Howard, a graduate of the United States Naval Academy in 1982 and the Army's Command and General Staff College in 1998, dispatched aircraft surveillance to the site of the endangered cargo ship, 300 miles off the coast of Somalia, and followed with her fleet to aid the first American flag vessel seized by pirates since 1821.
Reporting directly to Vice Admiral William E. Gortney, commander of the U.S. Fifth Fleet based in Bahrain, Howard was the go-to person on the scene, working with the secretary of the Navy and President Obama, who granted her permission to use lethal force in the rescue attempt. Howard then determined the deployment of Navy SEALs, the positioning of war crafts, and the level of negotiations with the four pirates.
It was, as she says, a sleepless week.
But although her immediate focus was on saving Phillips, Howard's task force had to also focus on other brewing problems. "We were chasing down pirates in other areas and boarding pirate skiffs. There is more than one activity going on out here at any one time."
At one point during the saga, Phillips unsuccessfully tried to bolt from his captors.
"When Mr. Phillips made his escape attempt, we still were concerned with his safety. My immediate concern was that he may have angered his captors," she recalls.

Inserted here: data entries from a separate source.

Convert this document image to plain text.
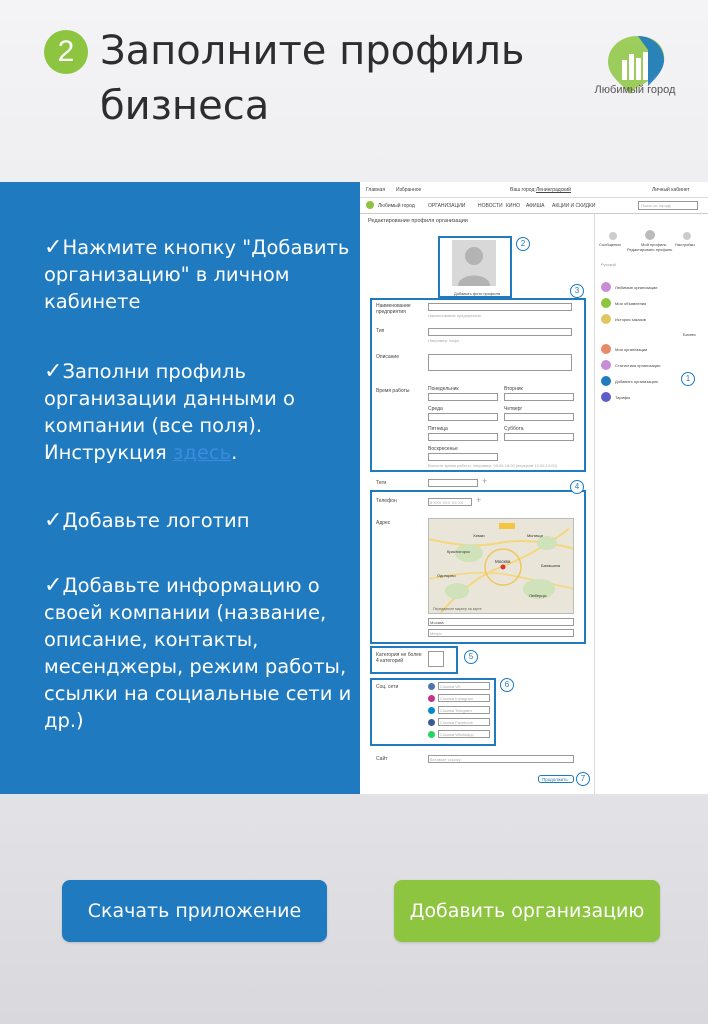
2 Заполните профиль
бизнеса	Любимый город
✓Нажмите кнопку "Добавить организацию" в личном кабинете
✓Заполни профиль организации данными о компании (все поля). Инструкция здесь.
✓Добавьте логотип
✓Добавьте информацию о своей компании (название, описание, контакты, месенджеры, режим работы, ссылки на социальные сети и др.)
Главная Избранное	Ваш город: Ленинградский	Личный кабинет
Любимый город	ОРГАНИЗАЦИИ	НОВОСТИ КИНО АФИША АКЦИИ И СКИДКИ	Поиск по городу
Редактирование профиля организации
Добавить фото профиля
2
3
Наименование предприятия
Наименование предприятия
Тип
Например: Кафе
Описание
Время работы	Понедельник	Вторник
Среда	Четверг
Пятница	Суббота
Воскресенье
Вносите время работы, например: 09:00-18:00 (перерыв 13:00-14:00)
Теги	+
4
Телефон	8 XXX XXX XX XX +
Адрес
Москва
Химки	Мытищи
Балашиха
Люберцы
Красногорск
Одинцово
Передвиньте маркер на карте
Москва
Метро
5
Категория не более 4 категорий
6
Соц. сети	Ссылка VK
Ссылка Instagram
Ссылка Telegram
Ссылка Facebook
Ссылка WhatsApp
Сайт	Вставьте ссылку
Продолжить	7
Сообщения	Мой профиль Настройки
Редактировать профиль
Русский
Любимые организации
Мои объявления
История заказов
Бизнес
Мои организации
Статистика организации
Добавить организацию	1
Тарифы
Скачать приложение	Добавить организацию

Since the incident, some have said the pirates looked like mere high school boys.
Said Howard: "Like any organized criminal group, the pirates are of all ages. The pirates engage in violence, kidnapping, and destruction. I did not have kidnappers in my high school."
On April 12, Navy SEAL snipers under her command fired three shots that killed three of the kidnappers while a fourth man was captured by U.S. officials. Phillips was freed. It was the mark of a successful mission. Her determination to save Phillips and dogged focus eventually brought the tense situation to a close. But while Phillips and the rest of his crew returned to their families in the States, Howard continues her job as sheriff of the high seas, patrolling international waters and keeping U.S. vessels safe from harm.
"I am here to protect our interests and our citizens, and for a few days, there was one citizen we were trying to protect and bring home to America. And that was all I thought about," she says.